白玉堂点头,打电话给刑警队那里,让他们全城通缉廉浅忠,通知出入境管理部门,严查所有出境人员,因为廉浅忠有小型飞机架势证,他很有可能架势私人飞机逃离,所以要各大机场严格监视。
这时候,白允文也走了出来。
“怎么样?”展启天问他,“卖的是真是假呢?”
“真品和赝品相互参杂着在卖呢。”白允文说着,耸耸肩,“不过有一些顾客都是国际炒家,很多都醉翁之意不在酒的。”
展昭和白玉堂都叹气。
白玉堂打电话给包拯,问他,“廉桐里涉嫌倒卖文物,要不要也把他抓起来?”
包拯愣了愣后,回了一句,“公事公办吧。”
……于是,一干人等基本都被带去警局了,这案子变得很大,涉及的面也太广,白玉堂觉得可能会有上级文化部门的人来调查真伪,进行鉴定之后再决定是否起诉。
展昭站在原地看着忙碌地收集这宝贝的警员们,突然问,“对了,那位廉夫人和小少爷呢?”
白玉堂找来了廉家的佣人问了问,答案是——出国度假去了。
“不对啊。”展昭惊讶,“是走得巧还是走得匆忙?”
白玉堂望了望天,这廉桐里一家究竟在搞什么鬼?立刻打电话让蒋平查那对母子去哪儿了。
“觉不觉得奇怪?”这时候,展启天突然问了一句,还想再说,一旁白允文拍了拍他,“接下来就不是我们管的范畴了,留给警察吧。”说着,进了车子,展启天无奈地拍了拍展昭的肩膀,进入了车子。

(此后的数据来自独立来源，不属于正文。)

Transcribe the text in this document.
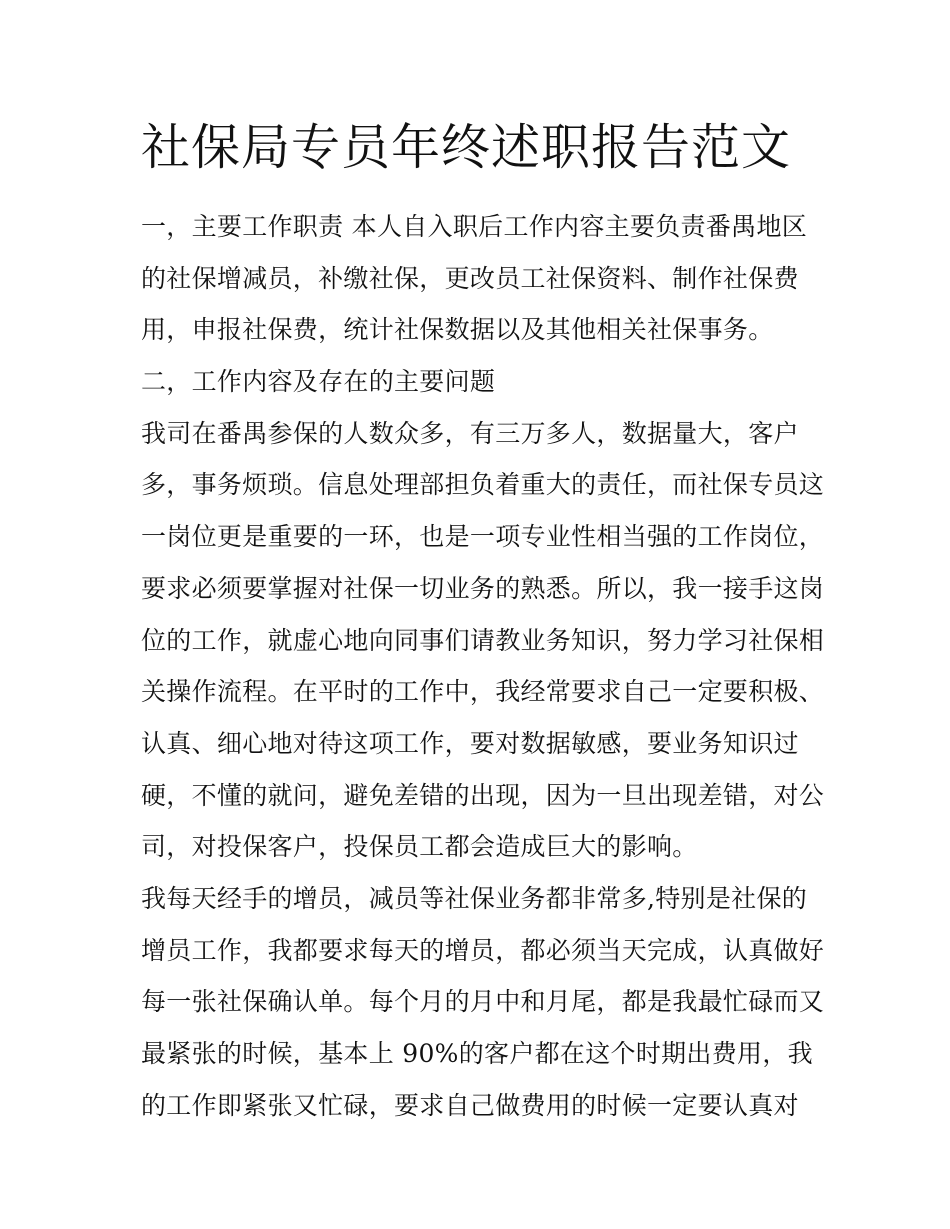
社保局专员年终述职报告范文
一，主要工作职责 本人自入职后工作内容主要负责番禺地区
的社保增减员，补缴社保，更改员工社保资料、制作社保费
用，申报社保费，统计社保数据以及其他相关社保事务。
二，工作内容及存在的主要问题
我司在番禺参保的人数众多，有三万多人，数据量大，客户
多，事务烦琐。信息处理部担负着重大的责任，而社保专员这
一岗位更是重要的一环，也是一项专业性相当强的工作岗位，
要求必须要掌握对社保一切业务的熟悉。所以，我一接手这岗
位的工作，就虚心地向同事们请教业务知识，努力学习社保相
关操作流程。在平时的工作中，我经常要求自己一定要积极、
认真、细心地对待这项工作，要对数据敏感，要业务知识过
硬，不懂的就问，避免差错的出现，因为一旦出现差错，对公
司，对投保客户，投保员工都会造成巨大的影响。
我每天经手的增员，减员等社保业务都非常多,特别是社保的
增员工作，我都要求每天的增员，都必须当天完成，认真做好
每一张社保确认单。每个月的月中和月尾，都是我最忙碌而又
最紧张的时候，基本上 90%的客户都在这个时期出费用，我
的工作即紧张又忙碌，要求自己做费用的时候一定要认真对
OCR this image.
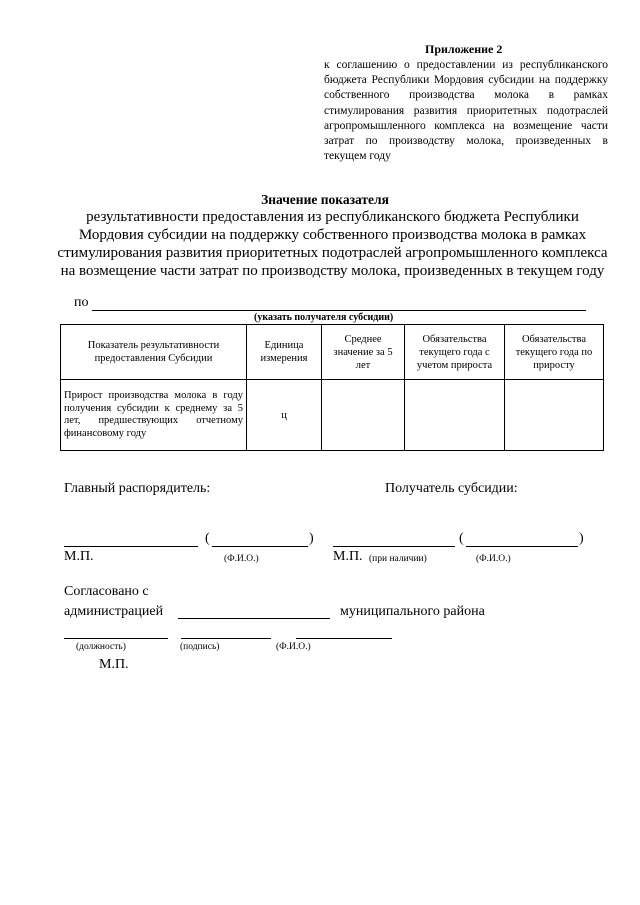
Приложение 2
к соглашению о предоставлении из республиканского бюджета Республики Мордовия субсидии на поддержку собственного производства молока в рамках стимулирования развития приоритетных подотраслей агропромышленного комплекса на возмещение части затрат по производству молока, произведенных в текущем году
Значение показателя
результативности предоставления из республиканского бюджета Республики Мордовия субсидии на поддержку собственного производства молока в рамках стимулирования развития приоритетных подотраслей агропромышленного комплекса на возмещение части затрат по производству молока, произведенных в текущем году
по
(указать получателя субсидии)
Показатель результативности предоставления Субсидии	Единица измерения	Среднее значение за 5 лет	Обязательства текущего года с учетом прироста	Обязательства текущего года по приросту
Прирост производства молока в году получения субсидии к среднему за 5 лет, предшествующих отчетному финансовому году	ц			
Главный распорядитель:	Получатель субсидии:
(	)
М.П.	(Ф.И.О.)
(	)
М.П. (при наличии)	(Ф.И.О.)
Согласовано с
администрацией	муниципального района
(должность)	(подпись)	(Ф.И.О.)
М.П.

车头调转后,白允文要开车窗看白玉堂,“给你妈打电话别忘了,你个不肖子!”
白玉堂嘴角抽了抽——不肖子……
人走了,展昭接着展启天的话问,“觉不觉得不对?”
“这家人好像急着想认罪,急着想坐牢似的,叫人觉得不可思议!”白玉堂冷笑了一声,“这古董是前不久刚刚开始卖的,再傻的人,也知道宝贝要地下交易的吧,明目张胆摆放在院子里卖,还卖给警察的哥哥……他可能真的非常非常想被我们抓住。”
展昭听到这里,笑了,“警局对于一个犯人来说,有什么吸引力呢?”
“肯定不是伙食。”白玉堂开了句玩笑,展昭摇头。
两人对视了一眼,心里头都蹦出了一个念头来——留在警局,还有一个最重要的因素,那就是安全!